A 100-year old bridge on a Level B road will be removed and replaced with a culvert. The decision was made following a discussion by the Palo Alto County Board of Supervisors Tuesday morning, Aug. 12.
Palo Alto County Engineer Joel Fantz brought the board members a draft bridge replacement agreement to look over for the bridge, which is located on a portion of 350 Street that is classified Level "B", between Sections 10 and 15 of Freedom Township. The bridge has been a topic of discussion for several months, as tenants farming land on the far side of the bridge are unable to legally transport loads over the structure, which is posted at an eight-ton limit. The bridge spans 26 feet over a channel, but in periods of high water flow, water will overtop the roadway adjacent to the bridge.

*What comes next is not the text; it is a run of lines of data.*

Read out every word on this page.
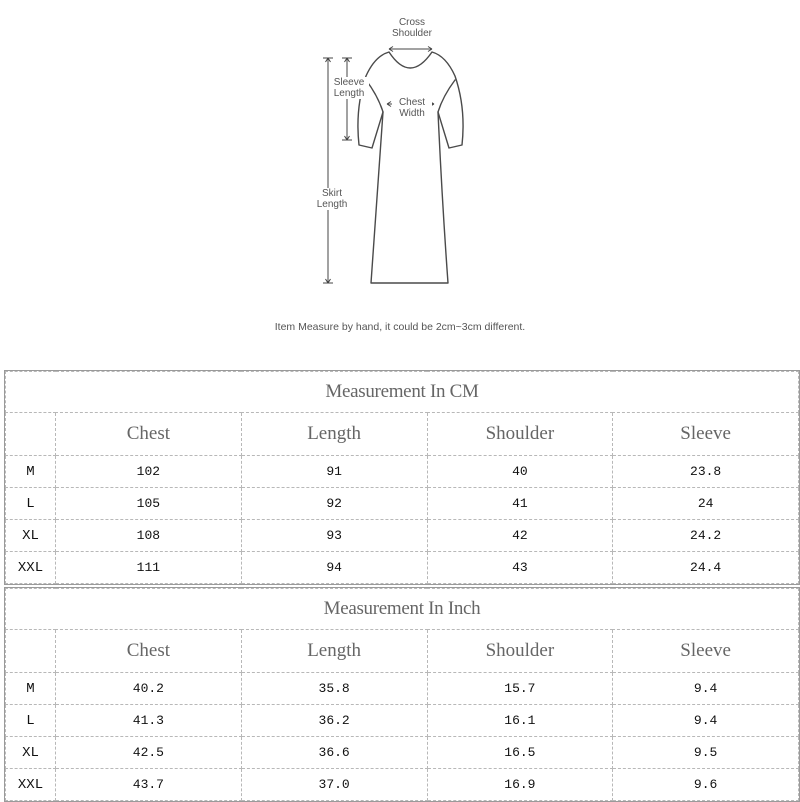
Cross
Shoulder
Sleeve
Length
Chest
Width
Skirt
Length
Item Measure by hand, it could be 2cm~3cm different.
Measurement In CM				
	Chest	Length	Shoulder	Sleeve
M	102	91	40	23.8
L	105	92	41	24
XL	108	93	42	24.2
XXL	111	94	43	24.4
Measurement In Inch				
	Chest	Length	Shoulder	Sleeve
M	40.2	35.8	15.7	9.4
L	41.3	36.2	16.1	9.4
XL	42.5	36.6	16.5	9.5
XXL	43.7	37.0	16.9	9.6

The landowners and the supervisors had agreed earlier in principal to replacing the bridge with a 10-foot culvert, but Fantz recommended to the board members that the bridge be removed and replaced with a 16-foot aluminum arch, after performing hydraulic studies on the area that indicated the 10-foot pipe would not handle the water flows.
The draft agreement prepared by Fantz would have allowed the upstream landowners to sign off on the 10-foot pipe option, releasing the county from liability for future losses due to flooding from the downsizing of the channel.
"This is a very large drainage area that falls down to a fairly flat area," Fantz explained, "The fall is about 100 foot down into this area, so it comes down fairly fast."
"Is this a drainage district?" asked board chair Ed Noonan. "No, it's not," Fantz answered.
Fantz pointed out that just a quarter-mile downstream from this spot, a 75-foot concrete slab bridge is in place to handle the water flow.
With a concern raised about water overtopping the road, Fantz noted water over the road would not be as major an issue as a culvert being washed out.
"The hydraulic modeling is sound. I've run it through the DOT and it matches exactly what is happening out there with the 26-foot bridge," Fantz said. "It says it will overtop the road every five years, which is what it does."
"What do you want to do out there?" Noonan asked.
"I've downsized it to a 16-foot aluminum arch that I think would be adequate, but not a great solution," Fantz replied.
As discussion continued, Supervisor Keith Wirtz brought up the idea of a low-water crossing option to go along with the arch, which Fantz agreed could be a possibility as well.
With an estimate of roughly $50,000 for the 16-foot aluminum arch, it was pointed out that placing three 10-foot tubes would cost nearly the same amount of money.
"You want to do things right out there, but it's for one person," observed Supervisor Craig Merrill. "I think that low water crossing has potential."
Fantz noted that in his tenure as county engineer, the existing bridge has suffered severe scouring on two occasions, requiring extensive work to short up the abutments and also repair an approach undermined by rapid water flows.
"There's a lot of water going through there then," Merrill noted. "If you think the 16-footer won't really be big enough, then I would put in the 16-footer and add a low water crossing. To me, if the 26-foot bridge is being scoured, then a 10-foot tube isn't enough."
"I guess I just want it fixed," Noonan said. "I'm not pointing any fingers, well, maybe at myself, but we've dropped the ball on this by not getting anything done."
The rest of the board members and Fantz agreed.
Fantz noted that he would order the aluminum arch and hope for delivery and installation yet this Fall.
"I'd move we put in the 16-foot arch and try a low water crossing," Supervisor Linus Solberg said, and Merrill offered a second, and asked Fantz to work with the tenant to obtain specific dimensions and measurements for their trucks to see if the existing bridge would handle the loading for a very brief time.
The motion passed on a unanimous vote.